Beyond that, Beckley thought their little chat with Tom T. Wright might have been an elaborate trap set up by Galia Mindel. God only knew how she could get a New Orleans billionaire to play her little game, but there wasn’t much he would count as out of reach for that woman.
Hell, he’d have loved to come up with an idea that devious.
So what he was going to do was spend a small chunk of the senator’s leftover campaign funds from his last election on a raft of private investigators. He was going to cover everyone he could think of from Galia Mindel right on up to James J. McGill. Have them followed and photographed. Point some directional microphones their way, too.

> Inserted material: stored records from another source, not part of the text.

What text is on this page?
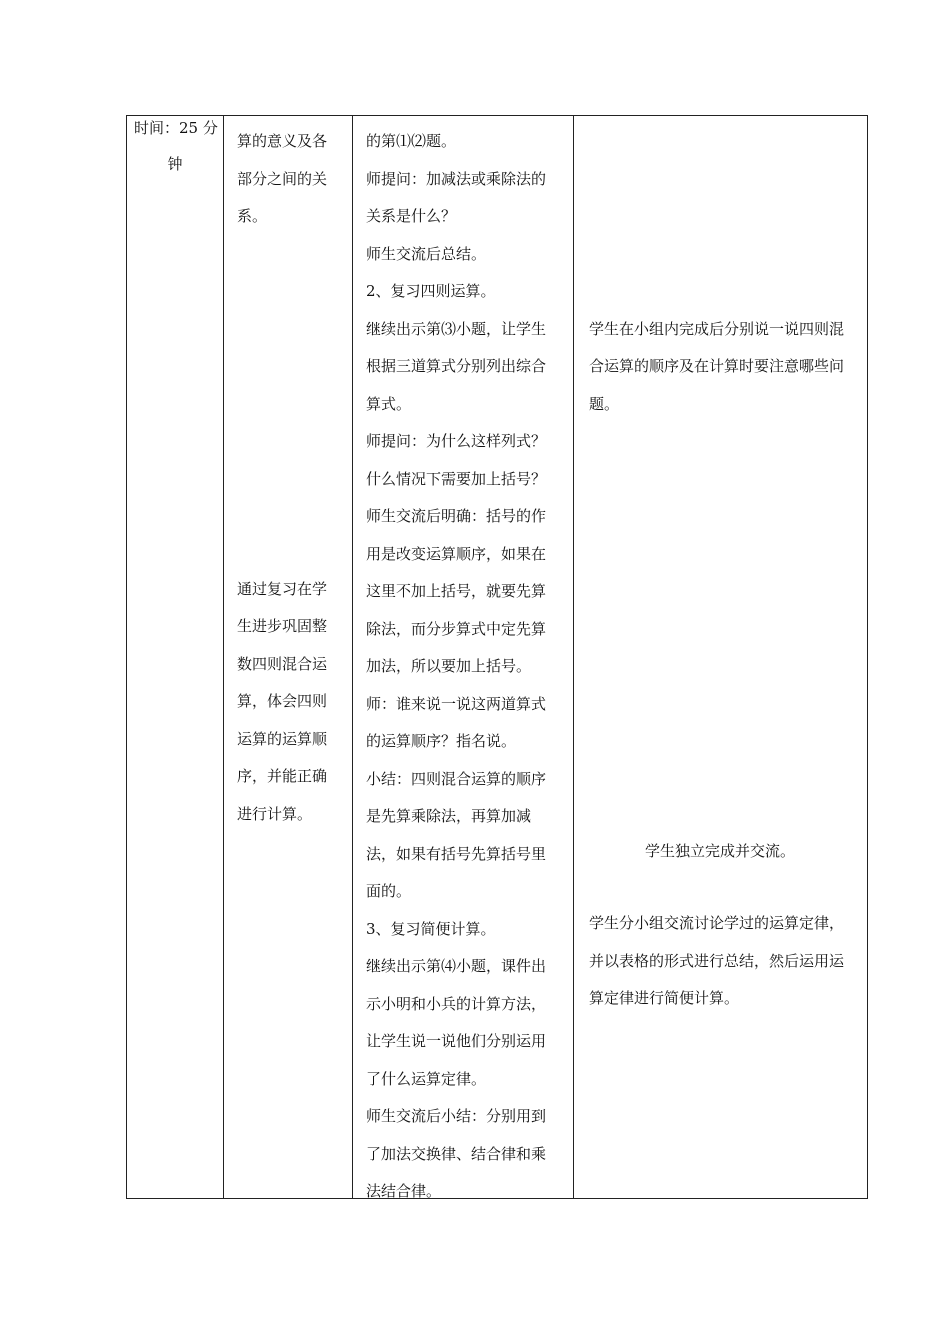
时间：25 分
钟
算的意义及各
部分之间的关
系。
通过复习在学
生进步巩固整
数四则混合运
算，体会四则
运算的运算顺
序，并能正确
进行计算。
的第⑴⑵题。
师提问：加减法或乘除法的
关系是什么？
师生交流后总结。
2、复习四则运算。
继续出示第⑶小题，让学生
根据三道算式分别列出综合
算式。
师提问：为什么这样列式？
什么情况下需要加上括号？
师生交流后明确：括号的作
用是改变运算顺序，如果在
这里不加上括号，就要先算
除法，而分步算式中定先算
加法，所以要加上括号。
师：谁来说一说这两道算式
的运算顺序？指名说。
小结：四则混合运算的顺序
是先算乘除法，再算加减
法，如果有括号先算括号里
面的。
3、复习简便计算。
继续出示第⑷小题，课件出
示小明和小兵的计算方法，
让学生说一说他们分别运用
了什么运算定律。
师生交流后小结：分别用到
了加法交换律、结合律和乘
法结合律。
学生在小组内完成后分别说一说四则混
合运算的顺序及在计算时要注意哪些问
题。
学生独立完成并交流。
学生分小组交流讨论学过的运算定律，
并以表格的形式进行总结，然后运用运
算定律进行简便计算。
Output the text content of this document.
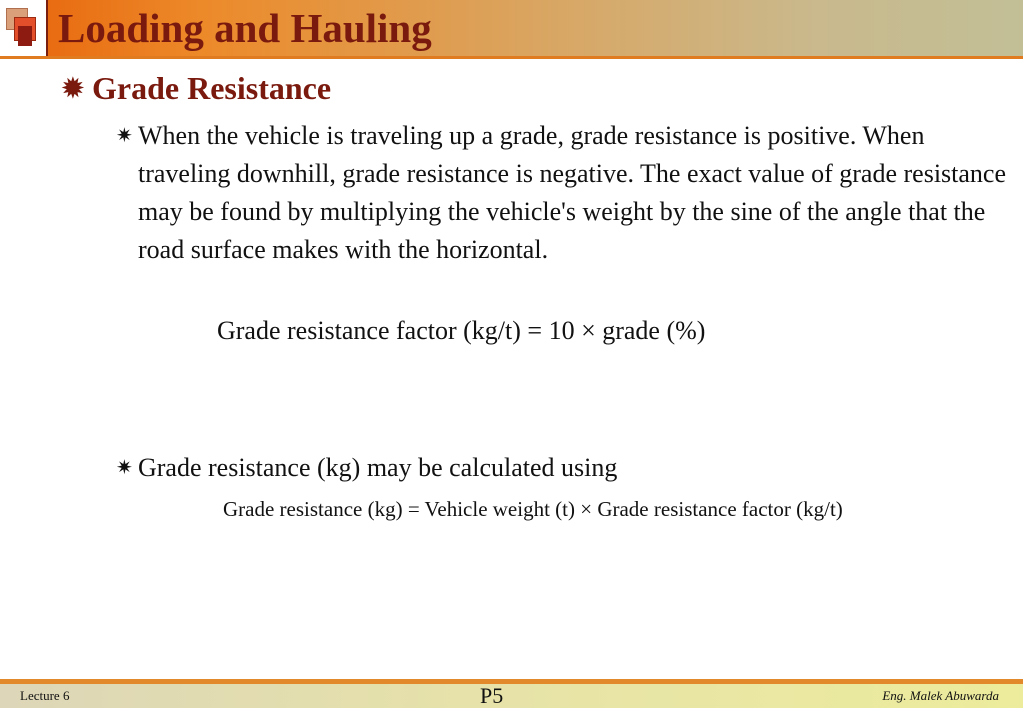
Loading and Hauling
✹ Grade Resistance
✷ When the vehicle is traveling up a grade, grade resistance is positive. When traveling downhill, grade resistance is negative. The exact value of grade resistance may be found by multiplying the vehicle's weight by the sine of the angle that the road surface makes with the horizontal.
Grade resistance factor (kg/t) = 10 × grade (%)
✷ Grade resistance (kg) may be calculated using
Grade resistance (kg) = Vehicle weight (t) × Grade resistance factor (kg/t)
Lecture 6	P5	Eng. Malek Abuwarda
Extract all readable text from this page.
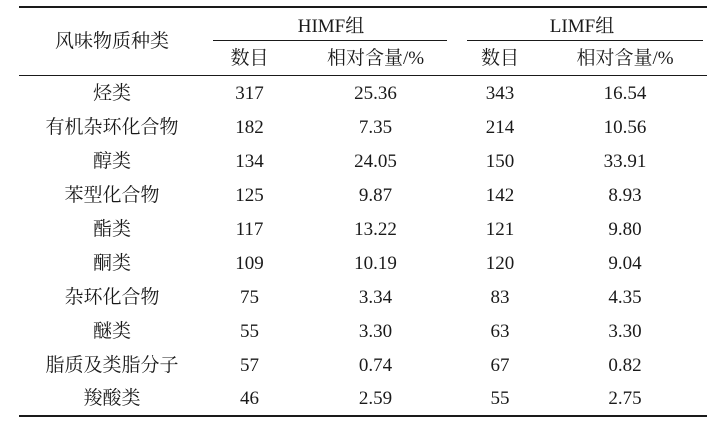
风味物质种类	HIMF组		LIMF组	
	数目	相对含量/%	数目	相对含量/%
烃类	317	25.36	343	16.54
有机杂环化合物	182	7.35	214	10.56
醇类	134	24.05	150	33.91
苯型化合物	125	9.87	142	8.93
酯类	117	13.22	121	9.80
酮类	109	10.19	120	9.04
杂环化合物	75	3.34	83	4.35
醚类	55	3.30	63	3.30
脂质及类脂分子	57	0.74	67	0.82
羧酸类	46	2.59	55	2.75
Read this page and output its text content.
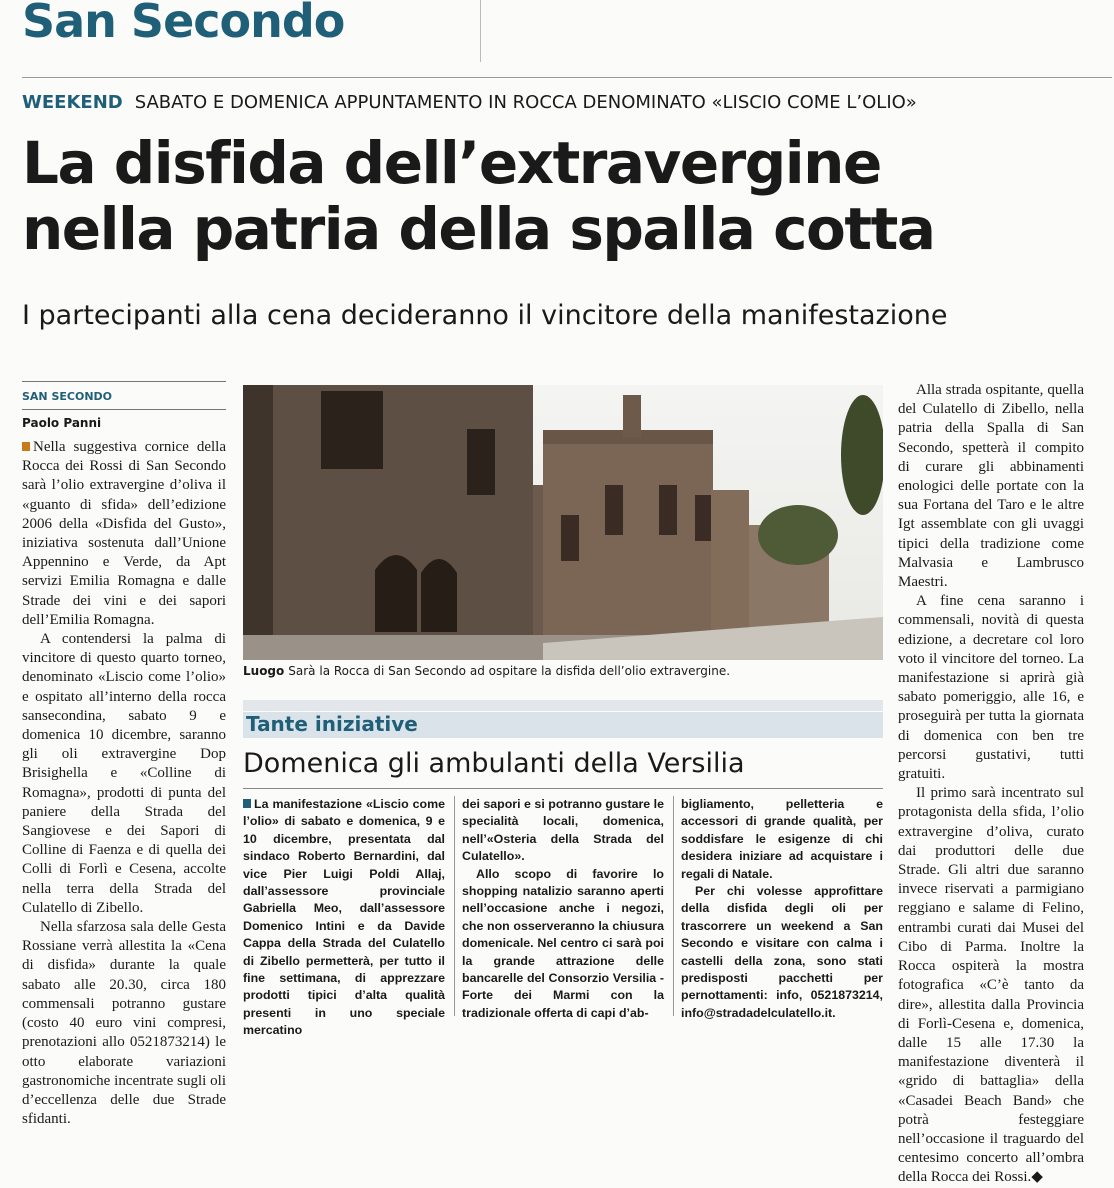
San Secondo
WEEKEND SABATO E DOMENICA APPUNTAMENTO IN ROCCA DENOMINATO «LISCIO COME L’OLIO»
La disfida dell’extravergine
nella patria della spalla cotta
I partecipanti alla cena decideranno il vincitore della manifestazione
SAN SECONDO
Paolo Panni

Nella suggestiva cornice della Rocca dei Rossi di San Secondo sarà l’olio extravergine d’oliva il «guanto di sfida» dell’edizione 2006 della «Disfida del Gusto», iniziativa sostenuta dall’Unione Appennino e Verde, da Apt servizi Emilia Romagna e dalle Strade dei vini e dei sapori dell’Emilia Romagna.

A contendersi la palma di vincitore di questo quarto torneo, denominato «Liscio come l’olio» e ospitato all’interno della rocca sansecondina, sabato 9 e domenica 10 dicembre, saranno gli oli extravergine Dop Brisighella e «Colline di Romagna», prodotti di punta del paniere della Strada del Sangiovese e dei Sapori di Colline di Faenza e di quella dei Colli di Forlì e Cesena, accolte nella terra della Strada del Culatello di Zibello.

Nella sfarzosa sala delle Gesta Rossiane verrà allestita la «Cena di disfida» durante la quale sabato alle 20.30, circa 180 commensali potranno gustare (costo 40 euro vini compresi, prenotazioni allo 0521873214) le otto elaborate variazioni gastronomiche incentrate sugli oli d’eccellenza delle due Strade sfidanti.

Luogo Sarà la Rocca di San Secondo ad ospitare la disfida dell’olio extravergine.
Tante iniziative
Domenica gli ambulanti della Versilia

La manifestazione «Liscio come l’olio» di sabato e domenica, 9 e 10 dicembre, presentata dal sindaco Roberto Bernardini, dal vice Pier Luigi Poldi Allaj, dall’assessore provinciale Gabriella Meo, dall’assessore Domenico Intini e da Davide Cappa della Strada del Culatello di Zibello permetterà, per tutto il fine settimana, di apprezzare prodotti tipici d’alta qualità presenti in uno speciale mercatino

dei sapori e si potranno gustare le specialità locali, domenica, nell’«Osteria della Strada del Culatello».

Allo scopo di favorire lo shopping natalizio saranno aperti nell’occasione anche i negozi, che non osserveranno la chiusura domenicale. Nel centro ci sarà poi la grande attrazione delle bancarelle del Consorzio Versilia - Forte dei Marmi con la tradizionale offerta di capi d’ab-

bigliamento, pelletteria e accessori di grande qualità, per soddisfare le esigenze di chi desidera iniziare ad acquistare i regali di Natale.

Per chi volesse approfittare della disfida degli oli per trascorrere un weekend a San Secondo e visitare con calma i castelli della zona, sono stati predisposti pacchetti per pernottamenti: info, 0521873214, info@stradadelculatello.it.

Alla strada ospitante, quella del Culatello di Zibello, nella patria della Spalla di San Secondo, spetterà il compito di curare gli abbinamenti enologici delle portate con la sua Fortana del Taro e le altre Igt assemblate con gli uvaggi tipici della tradizione come Malvasia e Lambrusco Maestri.

A fine cena saranno i commensali, novità di questa edizione, a decretare col loro voto il vincitore del torneo. La manifestazione si aprirà già sabato pomeriggio, alle 16, e proseguirà per tutta la giornata di domenica con ben tre percorsi gustativi, tutti gratuiti.

Il primo sarà incentrato sul protagonista della sfida, l’olio extravergine d’oliva, curato dai produttori delle due Strade. Gli altri due saranno invece riservati a parmigiano reggiano e salame di Felino, entrambi curati dai Musei del Cibo di Parma. Inoltre la Rocca ospiterà la mostra fotografica «C’è tanto da dire», allestita dalla Provincia di Forlì-Cesena e, domenica, dalle 15 alle 17.30 la manifestazione diventerà il «grido di battaglia» della «Casadei Beach Band» che potrà festeggiare nell’occasione il traguardo del centesimo concerto all’ombra della Rocca dei Rossi.◆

That’d be damn risky, of course. Especially with McGill having Secret Service protection. But, hell, he was running an empty suit as the presidential candidate from a new party. His career was already a hot rod racing toward the railroad tracks. Seeing if he could get across before the train nailed him. Funny damn thing, that was just the way he liked it.
Not that he’d share either his thoughts or his sentiments with the senator.
He tossed the bourbon down his throat and got to his feet.
He had to start the ball rolling, but he left the old man with one last thing to chew on.
“You don’t feel comfortable trying to sell Tom T’s ideas, Senator, you let me know who else wants to give you his kind of money.”
WorldWide News — Washington, D.C.
A security guard accompanied Ellie Booker to her old office. She’d told the drone at the lobby desk that she’d like to talk with Ethan Judd. She was sure every tight-assed little J-School grad with clean fingernails and untarnished ideals was trying to see the man these days. She’d read about Judd shit-canning most of the old staff. Not just the on-air talent, but the producers, the writers, even some of the hair and make-up people.